Jun. 4—MOOSIC — The offense worked a major league rehabber for 40 pitches in the first inning.
The pitching allowed one ball out of the infield after the fourth inning, and just two runners past second all game.
Pretty simple formula that the Scranton/Wilkes-Barre RailRiders followed to a
Trey Amburgey ripped a double off Philadelphia Phillies southpaw Matt Moore that got the RailRiders on the board four batters into the game, the bullpen allowed one IronPig to reach base over the final five innings and Scranton/Wilkes-Barre coasted to a 5-1 win Thursday at PNC Field.
RailRiders (18-7) hitters had Moore, who has been on the injured list since May 22 with back spasms, locked in their sights from the first pitch. He kept missing off the plate inside against righties, then anything over the dish was either hit hard or fouled off.
“It was just kind of stay on his heater,” Amburgey said. “You know he’s going to try and cut stuff, work his changeup. So, just kind of stay on the heater.”
Hoy Park led off with an infield single and Chris Gittens lined a one-out base hit to center to put runners on the corners for Amburgey. He got one of those fastballs and scorched it to left field to score Park for a 1-0 lead and extend his season-long hitting streak to 10 games.
“He tried to come in to me, I turned around on the heater,” said Amburgey, who missed time with a groin injury but is batting .417 with a 1.406 OPS. “So it was just get the heater, zone him up a little bit, and get after it. We did a good job with that.”
With two outs, Moore walked Zack Zehner and Andrew Velazquez, with Velazquez’s pass forcing in a run to make it 2-0. Only 22 of his 40 pitches in the inning were strikes.
He started the second inning, but left with two on and two out after Gittens smoked a double to left. He threw 59 pitches, 32 for strikes, walked three and struck out two.
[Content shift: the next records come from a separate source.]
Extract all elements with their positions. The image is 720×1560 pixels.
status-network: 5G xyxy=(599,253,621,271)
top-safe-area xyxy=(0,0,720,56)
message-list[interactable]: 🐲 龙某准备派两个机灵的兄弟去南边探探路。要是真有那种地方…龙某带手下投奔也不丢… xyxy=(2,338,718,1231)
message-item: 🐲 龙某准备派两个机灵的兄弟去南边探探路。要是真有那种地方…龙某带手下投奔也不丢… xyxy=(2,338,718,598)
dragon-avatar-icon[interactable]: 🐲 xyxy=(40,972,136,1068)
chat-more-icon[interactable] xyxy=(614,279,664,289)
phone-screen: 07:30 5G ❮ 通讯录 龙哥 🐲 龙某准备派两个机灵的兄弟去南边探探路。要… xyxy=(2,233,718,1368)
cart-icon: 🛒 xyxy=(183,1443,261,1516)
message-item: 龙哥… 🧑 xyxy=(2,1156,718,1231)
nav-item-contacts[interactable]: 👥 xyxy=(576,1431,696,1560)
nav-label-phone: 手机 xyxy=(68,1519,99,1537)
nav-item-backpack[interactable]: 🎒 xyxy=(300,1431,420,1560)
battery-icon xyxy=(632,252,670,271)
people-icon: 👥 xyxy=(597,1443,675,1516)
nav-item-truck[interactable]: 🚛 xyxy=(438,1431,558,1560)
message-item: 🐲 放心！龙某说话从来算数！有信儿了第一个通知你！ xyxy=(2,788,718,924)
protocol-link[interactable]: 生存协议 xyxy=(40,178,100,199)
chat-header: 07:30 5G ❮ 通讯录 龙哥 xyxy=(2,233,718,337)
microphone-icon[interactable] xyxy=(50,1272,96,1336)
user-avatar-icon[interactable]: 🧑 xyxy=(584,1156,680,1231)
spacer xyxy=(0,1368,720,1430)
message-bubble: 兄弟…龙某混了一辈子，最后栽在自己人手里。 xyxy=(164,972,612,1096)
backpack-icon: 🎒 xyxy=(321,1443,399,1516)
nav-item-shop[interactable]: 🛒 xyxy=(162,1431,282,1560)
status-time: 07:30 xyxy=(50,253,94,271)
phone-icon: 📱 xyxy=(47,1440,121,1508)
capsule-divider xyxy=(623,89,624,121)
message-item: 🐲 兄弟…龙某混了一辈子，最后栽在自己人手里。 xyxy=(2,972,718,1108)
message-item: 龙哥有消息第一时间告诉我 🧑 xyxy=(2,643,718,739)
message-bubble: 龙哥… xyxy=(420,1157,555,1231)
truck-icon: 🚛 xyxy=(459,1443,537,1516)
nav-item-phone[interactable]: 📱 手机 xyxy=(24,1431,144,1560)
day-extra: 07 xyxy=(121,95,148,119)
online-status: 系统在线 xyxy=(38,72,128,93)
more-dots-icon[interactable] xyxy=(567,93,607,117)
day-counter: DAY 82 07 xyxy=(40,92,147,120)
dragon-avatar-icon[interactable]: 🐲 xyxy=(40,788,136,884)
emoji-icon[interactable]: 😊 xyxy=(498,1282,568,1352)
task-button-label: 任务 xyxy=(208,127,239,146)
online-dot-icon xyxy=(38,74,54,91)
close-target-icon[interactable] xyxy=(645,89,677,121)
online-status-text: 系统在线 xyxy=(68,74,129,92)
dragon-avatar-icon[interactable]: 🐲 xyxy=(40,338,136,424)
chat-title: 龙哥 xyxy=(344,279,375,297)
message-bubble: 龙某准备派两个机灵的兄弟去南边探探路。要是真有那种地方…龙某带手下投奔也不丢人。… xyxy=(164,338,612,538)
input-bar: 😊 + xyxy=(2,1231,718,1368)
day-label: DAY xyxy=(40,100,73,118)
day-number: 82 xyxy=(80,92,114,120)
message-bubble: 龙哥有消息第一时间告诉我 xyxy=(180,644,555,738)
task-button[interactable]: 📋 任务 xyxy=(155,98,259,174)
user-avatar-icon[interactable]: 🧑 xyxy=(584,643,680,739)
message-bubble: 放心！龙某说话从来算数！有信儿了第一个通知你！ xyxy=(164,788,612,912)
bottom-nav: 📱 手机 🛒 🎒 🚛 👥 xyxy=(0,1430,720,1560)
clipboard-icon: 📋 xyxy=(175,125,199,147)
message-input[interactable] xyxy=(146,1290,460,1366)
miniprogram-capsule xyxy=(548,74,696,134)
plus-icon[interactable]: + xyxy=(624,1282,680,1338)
Moore was one of three MLB rehabbers in Lehigh Valley’s starting lineup. Designated hitter Scott Kingery went 0 for 4 with three strikeouts and center fielder Adam Haseley was had an infield single and a walk in four trips to the plate. Haseley’s single came on a popup that dropped in thanks to some miscommunication on the RailRiders’ part, though he also rounded first base too far on the play, allowing Velazquez to pick up the ball and fire to Mike Ford at first, who applied a quick tag.
The RailRiders tacked on three runs sin the sixth, making Lehigh Valley (14-13) pay for pitching around some of their best hitters.
Righty reliever Julian Garcia picked up the first two outs, but then Park beat out his second infield single of the night, this time a dribbler in the grass toward third. A wild pitch moved him up to second, so Lehigh Valley elected to walk the lefty swinging Ford in favor of Gittens, who had already reached base three times.
A second wild pitch moved Park and Ford up, then Gittens worked a walk to load the bases for Amburgey as the IronPigs went back to the bullpen for lefty Damon Jones. Jones quickly added the third wild pitch of the inning that made it 3-1 and left a base open for Amburgey, who Lehigh Valley then elected to intentionally walk. Socrates Brito’s liner to left-center scored two for a 5-1 lead.
“That was a huge hit for Brito, which he’s done numerous times for us, been in key situations and come up with big hits with runners in scoring position,” RailRiders manager Doug Davis said. “Yeah, it was definitely important because again, it felt like we were ahead by more than what we were. It was a close game all the way through five innings. They were, certainly with the guys that they have in that lineup, they were a couple swings away from taking a lead.”
RailRiders starter Brian Keller allowed one run in four innings, but also walked four. Once the bullpen came into play, Lehigh Valley’s bats went silent.
Kyle Barraclough struck out five and walked one in 2.2 innings. Braden Bristo whiffed three of the four batters he faced and Luis Garcia breezed through a perfect ninth. No Lehigh Valley batter mustered a ball to an outfielder after Darick’s Hall’s RBI double off Keller with two outs in the fourth inning.
“Made my job easier. I didn’t have to move much,” said Amburgey, who had one chance in right field all night. “That’s good, though. Honestly, stating the obvious, a lot of these guys have good big league time. So they know what they’re doing.”